Zbieg tych wszystkich okoliczności sprawił, że umocniony swoją koronacją cesarską w 1155 r. Fryderyk I Barbarossa zwrócił ostrze swojego miecza przeciwko wiarołomnym Piastom. Książęta polscy nie byli już w stanie dłużej mamić potężnego cesarza pustymi obietnicami jak to czynili wobec słabego Konrada III. Dodatkowo piastowscy juniorzy nie mogli liczyć na pomoc swojego sojusznika margrabiego brandenburskiego Albrechta Niedźwiedzia. W tym czasie znajdował się on w niełasce u Fryderyka I Barbarossy, gdyż nie wysłał swoich posiłków na włoską wyprawę. Cesarz wolał mieć w Polsce lojalnego sobie lennika Władysława II Wygnańca, który zawdzięczałby swoją pozycję w Polsce interwencji Staufa.
4 sierpnia 1157 r. armia cesarska wyruszyła z Halle w stronę Polski. Postępy wojsk niemieckich były błyskawiczne, gdyż już 22 sierpnia była po za linią zasieków śląskich. Połączone siły Fryderyka I Barbarossy i księcia czeskiego Władysława II sforsowały Odrę i pomaszerowały w głąb Polski. Bolesław IV Kędzierzawy posiłkowany oddziałami ruskimi, a prawdopodobnie również pruskimi i jaćwieskimi nie odważył się wydać bitwy wrogowi. Spalono dwa grody przygraniczne w Głogowie i Bytomiu.
Fryderyk I Barbarossa, cesarz rzymski i król niemiecki, włoski i burgundzki
Możliwe, że Bolesław IV Kędzierzawy przyjął taktykę spalonej ziemi oraz wpuszczenia obcych sił jak najgłębiej w granice państwa, przy tym pozbawiając ich żywności i nękając ich napadami oraz odcinając dostawy pożywienia.
Jednak ta taktyka spaliła na panewce, gdyż siły cesarskie bardzo szybko posuwały się do przodu.
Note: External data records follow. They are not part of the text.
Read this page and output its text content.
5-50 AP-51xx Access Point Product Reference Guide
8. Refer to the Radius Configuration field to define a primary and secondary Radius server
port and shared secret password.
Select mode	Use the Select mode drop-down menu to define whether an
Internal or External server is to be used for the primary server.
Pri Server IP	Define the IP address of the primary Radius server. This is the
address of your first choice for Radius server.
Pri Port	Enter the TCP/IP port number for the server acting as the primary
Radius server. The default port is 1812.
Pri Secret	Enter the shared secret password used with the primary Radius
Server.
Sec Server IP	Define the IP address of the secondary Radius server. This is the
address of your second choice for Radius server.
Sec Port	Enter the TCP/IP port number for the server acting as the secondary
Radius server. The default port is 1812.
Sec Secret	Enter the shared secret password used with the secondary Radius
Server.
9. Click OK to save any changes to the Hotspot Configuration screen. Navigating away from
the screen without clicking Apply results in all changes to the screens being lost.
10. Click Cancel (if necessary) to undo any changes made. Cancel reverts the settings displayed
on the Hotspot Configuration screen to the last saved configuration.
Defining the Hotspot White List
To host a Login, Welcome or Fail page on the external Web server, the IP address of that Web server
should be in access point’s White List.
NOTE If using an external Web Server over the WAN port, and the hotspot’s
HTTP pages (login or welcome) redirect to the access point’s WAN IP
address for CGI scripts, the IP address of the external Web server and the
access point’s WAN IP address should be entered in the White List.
Jego armia dotarła do centrum Wielkopolski. W tej sytuacji Bolesław IV Kędzierzawy nie miał wyjścia i za pośrednictwem Władysława II czeskiego rozpoczął rokowania. Fryderyk I Barbarossa zgodził się na rokowania w Krzyszkowie. Cesarz miał świadomość tego, że odnosząc zwycięstwa ponosi również duże straty a znajduje się głęboko w obcym kraju.
30 sierpnia 1157 r. Bolesław IV Kędzierzawy w Krzyszkowie w pokorze i na boso w worku pokutnym, z krzyżem uwiązanym sznurem u szyi i błagał na kolanach cesarza o wybaczenie. Wytłumaczył również, że wygnanie Władysława II nie miało zaszkodzić prestiżowi Cesarstwa. Zgodził się złożyć hołd lenny. Obiecał stawić się na Boże Narodzenie przed sądem cesarskim w Magdeburgu, by odpowiedzieć na skargę wygnanego brata. Książę musiał też zapłacić ogromną kontrybucję: cesarzowi w wysokości 2000 grzywien srebra, 1000 grzywien książętom Rzeczy oraz 20 grzywien w złocie cesarzowej i 200 grzywien dworzanom. Po spełnieniu tych warunków miał otrzymać od Fryderyka Barbarossy pocałunek pokoju, dzięki czemu odzyskał łaskę cesarską. Rękojmią tych zobowiązań było wysłanie do Niemiec wybranych zakładników z możnych rodów polskich, a także Kazimierza, najmłodszego brata Bolesława IV Kędzierzawego i Mieszka III Starego.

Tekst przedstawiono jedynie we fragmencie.